For simple immutable stack data, Rust has no sense of ownership. Thus, the following code works:
let x = 5;
let y = x; // As x is a simple immutable, Rust just makes a copy
println("{}!", x); // So this is still okay
Additionally, there are explicit methods to copy Heap variables:
let x = String::from("hello");
let y = x.clone(); // Copy of x, so we don't need to worry changing ownership
Now that we understand the central concept that makes Rust useful, ownership, let’s dig a bit deeper into how ownership transfers and how it changes hands.
Changing Hands: Rust Ownership Transfer
Firstly, ownership is moved in and out of functions. If we had the following:
let identity(s:String) {
s
};
let x = String::from("hello");
let y = identity(x);
First, x transfers its ownership of Hello to identity’s s, as it transfers the ownership to the inner block.
Then, the identity function transfer’s its ownership to y, as y is assigned the reference value after identity is called.
Thus, the following still works:
println!("{}!", y);
But the following does not, as x transfers ownership to identity:
println!("{}!", x);
While that’s nice conceptually, this does lead to a few new problems we have to consider when writing code. For example, consider the following code, assuming a length function len : String -> i32
:
let x = String::from("hello");
let y = len(x);
println("{}!", x); // Whoops!
So we have a new problem; how do we call functions without transferring ownership to them, as we want to call length and other functions on Strings without needing to worry about ownership all of the time.
A First Attempt: Explicitly Moving the Resource in and Out
Well, one thing we could do is we could simply redefine length to return both the length and the string itself:
fn len(s:String) {
..
(n, s)
}
let x = String::from("hello");
let (y,x) = len(x); // Move ownership to len, which moves it back to x.
println!("{}!", x); //OK, as we move the transfer back to x.
However, this has the downside of complicating our functions, and it can lead to potentially a function taking 8 things returning 8 or more things ( which can happen in systems level code )
Obviously, as Rust is so used, this can’t be how Rust does it; no one would want to work in it.

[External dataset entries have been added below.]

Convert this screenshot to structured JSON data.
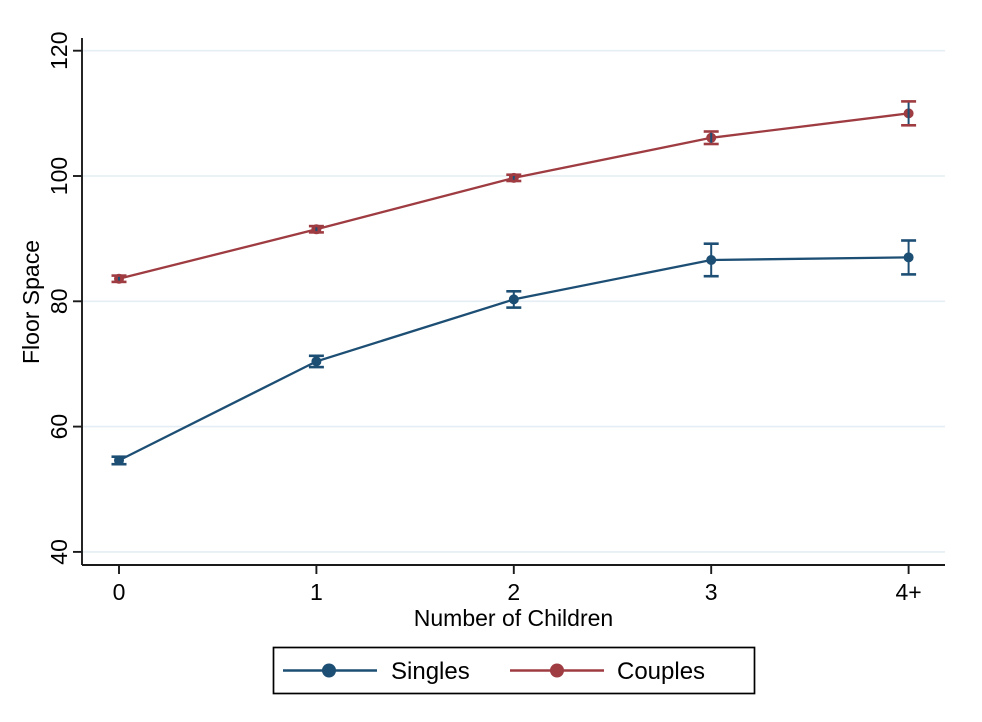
{
  "chart_data": {
    "type": "line",
    "title": "",
    "xlabel": "Number of Children",
    "ylabel": "Floor Space",
    "categories": [
      "0",
      "1",
      "2",
      "3",
      "4+"
    ],
    "yticks": [
      40,
      60,
      80,
      100,
      120
    ],
    "ylim": [
      40,
      120
    ],
    "grid": true,
    "legend_position": "bottom",
    "series": [
      {
        "name": "Singles",
        "color": "#1d4e74",
        "values": [
          54.6,
          70.4,
          80.3,
          86.6,
          87.0
        ],
        "ci_halfwidth": [
          0.6,
          0.9,
          1.3,
          2.6,
          2.7
        ]
      },
      {
        "name": "Couples",
        "color": "#9e3c42",
        "values": [
          83.6,
          91.5,
          99.7,
          106.1,
          110.0
        ],
        "ci_halfwidth": [
          0.5,
          0.5,
          0.5,
          1.0,
          1.9
        ]
      }
    ],
    "error_bar_line_color": "#1d4e74",
    "gridline_color": "#e4eef4",
    "axis_color": "#1a1a1a",
    "background_color": "#ffffff",
    "legend_border_color": "#000000"
  }
}
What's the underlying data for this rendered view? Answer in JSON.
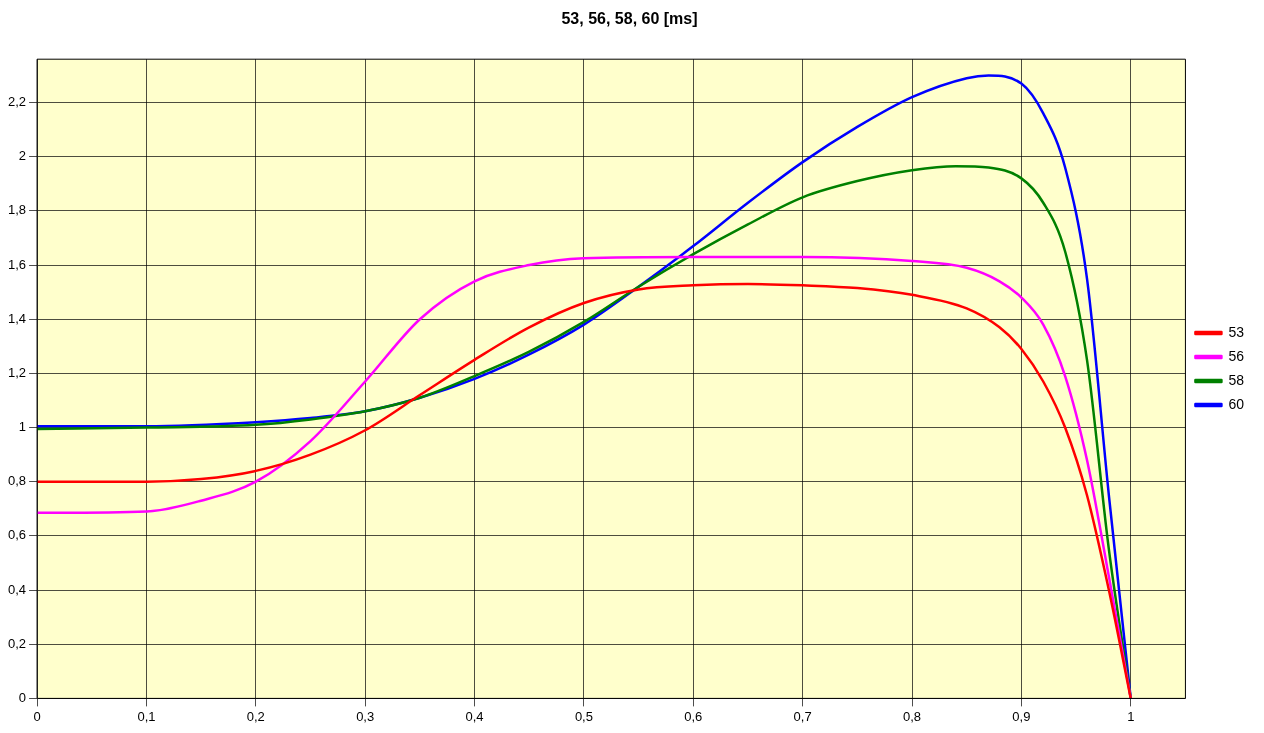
{
  "chart_data": {
    "type": "line",
    "title": "53, 56, 58, 60 [ms]",
    "legend": "right",
    "grid": true,
    "marker": "none",
    "line_style": "solid",
    "xlim": [
      0,
      1.05
    ],
    "ylim": [
      0,
      2.36
    ],
    "xticks": [
      0,
      {
        "value": 0.1,
        "label": "0,1"
      },
      {
        "value": 0.2,
        "label": "0,2"
      },
      {
        "value": 0.3,
        "label": "0,3"
      },
      {
        "value": 0.4,
        "label": "0,4"
      },
      {
        "value": 0.5,
        "label": "0,5"
      },
      {
        "value": 0.6,
        "label": "0,6"
      },
      {
        "value": 0.7,
        "label": "0,7"
      },
      {
        "value": 0.8,
        "label": "0,8"
      },
      {
        "value": 0.9,
        "label": "0,9"
      },
      1
    ],
    "yticks": [
      0,
      {
        "value": 0.2,
        "label": "0,2"
      },
      {
        "value": 0.4,
        "label": "0,4"
      },
      {
        "value": 0.6,
        "label": "0,6"
      },
      {
        "value": 0.8,
        "label": "0,8"
      },
      1,
      {
        "value": 1.2,
        "label": "1,2"
      },
      {
        "value": 1.4,
        "label": "1,4"
      },
      {
        "value": 1.6,
        "label": "1,6"
      },
      {
        "value": 1.8,
        "label": "1,8"
      },
      2,
      {
        "value": 2.2,
        "label": "2,2"
      }
    ],
    "series": [
      {
        "name": "53",
        "color": "#ff0000",
        "x": [
          0,
          0.1,
          0.15,
          0.2,
          0.25,
          0.3,
          0.35,
          0.4,
          0.45,
          0.5,
          0.55,
          0.6,
          0.65,
          0.7,
          0.75,
          0.8,
          0.85,
          0.88,
          0.9,
          0.92,
          0.94,
          0.96,
          0.98,
          1
        ],
        "values": [
          0.8,
          0.8,
          0.81,
          0.84,
          0.9,
          0.99,
          1.12,
          1.25,
          1.37,
          1.46,
          1.51,
          1.525,
          1.53,
          1.525,
          1.515,
          1.49,
          1.44,
          1.37,
          1.29,
          1.17,
          1.0,
          0.75,
          0.4,
          0
        ]
      },
      {
        "name": "56",
        "color": "#ff00ff",
        "x": [
          0,
          0.1,
          0.15,
          0.2,
          0.25,
          0.3,
          0.35,
          0.4,
          0.45,
          0.5,
          0.6,
          0.7,
          0.8,
          0.85,
          0.88,
          0.9,
          0.92,
          0.94,
          0.96,
          0.98,
          1
        ],
        "values": [
          0.685,
          0.69,
          0.73,
          0.8,
          0.95,
          1.17,
          1.4,
          1.54,
          1.6,
          1.625,
          1.63,
          1.63,
          1.615,
          1.59,
          1.54,
          1.48,
          1.38,
          1.19,
          0.88,
          0.45,
          0
        ]
      },
      {
        "name": "58",
        "color": "#008000",
        "x": [
          0,
          0.1,
          0.2,
          0.25,
          0.3,
          0.35,
          0.4,
          0.45,
          0.5,
          0.55,
          0.6,
          0.65,
          0.7,
          0.75,
          0.8,
          0.84,
          0.87,
          0.9,
          0.92,
          0.94,
          0.96,
          0.98,
          1
        ],
        "values": [
          0.995,
          1.0,
          1.01,
          1.03,
          1.06,
          1.11,
          1.19,
          1.28,
          1.39,
          1.52,
          1.64,
          1.75,
          1.85,
          1.91,
          1.95,
          1.965,
          1.96,
          1.92,
          1.83,
          1.65,
          1.25,
          0.55,
          0
        ]
      },
      {
        "name": "60",
        "color": "#0000ff",
        "x": [
          0,
          0.1,
          0.2,
          0.25,
          0.3,
          0.35,
          0.4,
          0.45,
          0.5,
          0.55,
          0.6,
          0.65,
          0.7,
          0.75,
          0.8,
          0.85,
          0.87,
          0.9,
          0.92,
          0.94,
          0.96,
          0.98,
          1
        ],
        "values": [
          1.005,
          1.005,
          1.02,
          1.035,
          1.06,
          1.11,
          1.18,
          1.27,
          1.38,
          1.52,
          1.67,
          1.83,
          1.98,
          2.11,
          2.22,
          2.29,
          2.3,
          2.27,
          2.16,
          1.96,
          1.55,
          0.75,
          0
        ]
      }
    ]
  }
}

A Second Attempt : Borrowing
So, what if instead of passing the string itself as an argument, what if we passed a reference to the string as an argument? Well, it turns out by doing this, Rust does not transfer ownership to the calling function. Therefore, we’re able to let a function “borrow” our string resource, compute its value, and transfer ownership back to us:
fn len (s : &String) {
...
n
}
let x = String::from("hello");
let y = len(&x); // Thus, x is still the owner, but len borrows access
This is how Rust generally works with data when dealing with immutable functions, but what about mutable functions / methods?
Mutability in Rust
Say we wish to follow the time-honored tradition of programmers and write the following Hello World program:
let x = String::from("Hello");
x.push_str(", World"); //OOF
println!("{}!", x);
If we were to compile this program, the second line will cause a compilation error, as we haven’t told Rust we want our data to be mutable. Thus, for a variable to be mutable, and for us to have a mutable piece of data, we need to add the mut
keyword:
let mut x = String::from("Hello");
x.push_str(", World"); //All good, so we mutate in place.
println!("{}!", x);
Now, let’s say we had a function, f, which edits a string in place, and we wanted to use it with a reference. We can’t do the following:
let mut x = String::from("Hello");
f(&x);
This is because &x
creates a static, or immutable, reference to x in Rust. To make it mutable, we need to add the mut keyword again:
let mut x = String::from("Hello");
f(& mut x);
That allows us to mutate the data in the inner function, and thus use our new heap data in all the ways we’d want to for most projects.
Summary
- Rust manages to not have explicit memory management AND not have a garbage collector by introducing a new concept: the owner
- Each piece of heap data has a unique owner, and frees when its owner dies
- Through borrowing and the
mut
keyword, we can have owners share resourced with functions without transferring ownership, allowing for usage like RAII in C++.